The Luminaries – Eleanor Catton

Granta Books (2013)
I have just completed reading this 800+ page novel.

ABOVE IS MY OWN NATAL CHART (18 January 1948, 5.40 pm, Essex, England)

So you can see I was destined to read this novel during the last couple of weeks! And reading it particularly while I was on holiday last week in serendipitous search of Lichfield Cathedral and its inverse astrology as God’s anchor (see HERE).

Just like Catton’s woman ‘of the oldest profession’ was anchored with her dresses by linings of earth’s hawling innards (seen here as gold).

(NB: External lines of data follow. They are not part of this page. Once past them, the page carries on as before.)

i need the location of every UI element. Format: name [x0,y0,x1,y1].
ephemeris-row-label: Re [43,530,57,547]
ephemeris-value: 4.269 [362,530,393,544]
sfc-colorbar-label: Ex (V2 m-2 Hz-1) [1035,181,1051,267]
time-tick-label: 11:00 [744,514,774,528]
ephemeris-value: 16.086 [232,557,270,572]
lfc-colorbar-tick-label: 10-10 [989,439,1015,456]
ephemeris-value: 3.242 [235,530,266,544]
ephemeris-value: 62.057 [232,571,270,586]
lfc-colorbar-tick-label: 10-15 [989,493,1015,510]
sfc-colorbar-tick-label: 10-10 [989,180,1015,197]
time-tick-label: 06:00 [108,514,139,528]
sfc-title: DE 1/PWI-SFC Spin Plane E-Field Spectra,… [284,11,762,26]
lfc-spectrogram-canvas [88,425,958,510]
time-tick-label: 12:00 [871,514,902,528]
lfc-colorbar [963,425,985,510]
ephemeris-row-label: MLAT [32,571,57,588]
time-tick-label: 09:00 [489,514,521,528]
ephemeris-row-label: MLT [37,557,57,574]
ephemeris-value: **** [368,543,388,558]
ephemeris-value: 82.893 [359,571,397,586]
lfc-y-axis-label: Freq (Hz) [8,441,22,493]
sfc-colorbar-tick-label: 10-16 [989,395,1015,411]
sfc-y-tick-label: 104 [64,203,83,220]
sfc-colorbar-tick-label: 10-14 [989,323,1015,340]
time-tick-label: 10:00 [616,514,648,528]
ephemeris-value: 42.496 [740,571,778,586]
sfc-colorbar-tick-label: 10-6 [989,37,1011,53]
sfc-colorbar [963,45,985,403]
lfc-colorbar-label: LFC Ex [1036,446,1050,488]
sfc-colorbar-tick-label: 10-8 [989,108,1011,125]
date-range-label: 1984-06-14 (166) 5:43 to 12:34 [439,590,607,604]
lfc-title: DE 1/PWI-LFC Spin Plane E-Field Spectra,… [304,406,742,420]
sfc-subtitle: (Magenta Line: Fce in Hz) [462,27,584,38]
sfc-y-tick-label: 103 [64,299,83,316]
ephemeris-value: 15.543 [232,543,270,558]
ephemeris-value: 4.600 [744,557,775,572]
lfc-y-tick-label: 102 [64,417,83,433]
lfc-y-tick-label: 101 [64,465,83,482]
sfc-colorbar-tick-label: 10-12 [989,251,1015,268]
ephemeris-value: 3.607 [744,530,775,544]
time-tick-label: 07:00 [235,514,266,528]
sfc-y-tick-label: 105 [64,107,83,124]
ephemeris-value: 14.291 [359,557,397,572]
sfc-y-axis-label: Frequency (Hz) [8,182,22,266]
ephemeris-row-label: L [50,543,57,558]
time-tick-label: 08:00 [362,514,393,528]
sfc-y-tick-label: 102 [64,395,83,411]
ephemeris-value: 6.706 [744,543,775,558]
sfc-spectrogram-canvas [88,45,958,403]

I enjoyed this novel, too, as a spin-off! I was compelled along by the limpid, often aesthetically and enticingly dry, tentacular, prose – and the complexity of the semi-astrological whodunnit plot that didn’t seem to matter when parts of it went above my head. I understood it all by the time I finished this massive work, or at least part of me understood the whole of it, understood and absorbed the literary ‘opium’ of this traditional but ground-breaking (literally and figuratively) novel about gold-diggers in 19th century New Zealand. Intrigue, politics (politics mundane, hallucinatory, institutional and sexual), an inferred mysticism akin to John Cowper Powys, greed, goodness, badness, Jungian synchronicity as well as retrocausality by effect, and more, as if the ground we walk upon is paradoxically both our anchoring fate and our model to mould. A fictional truth, if ever such a concept can exist as closely to that of this novel. A novel exponentially spinning away chapter by chapter to the optimum core.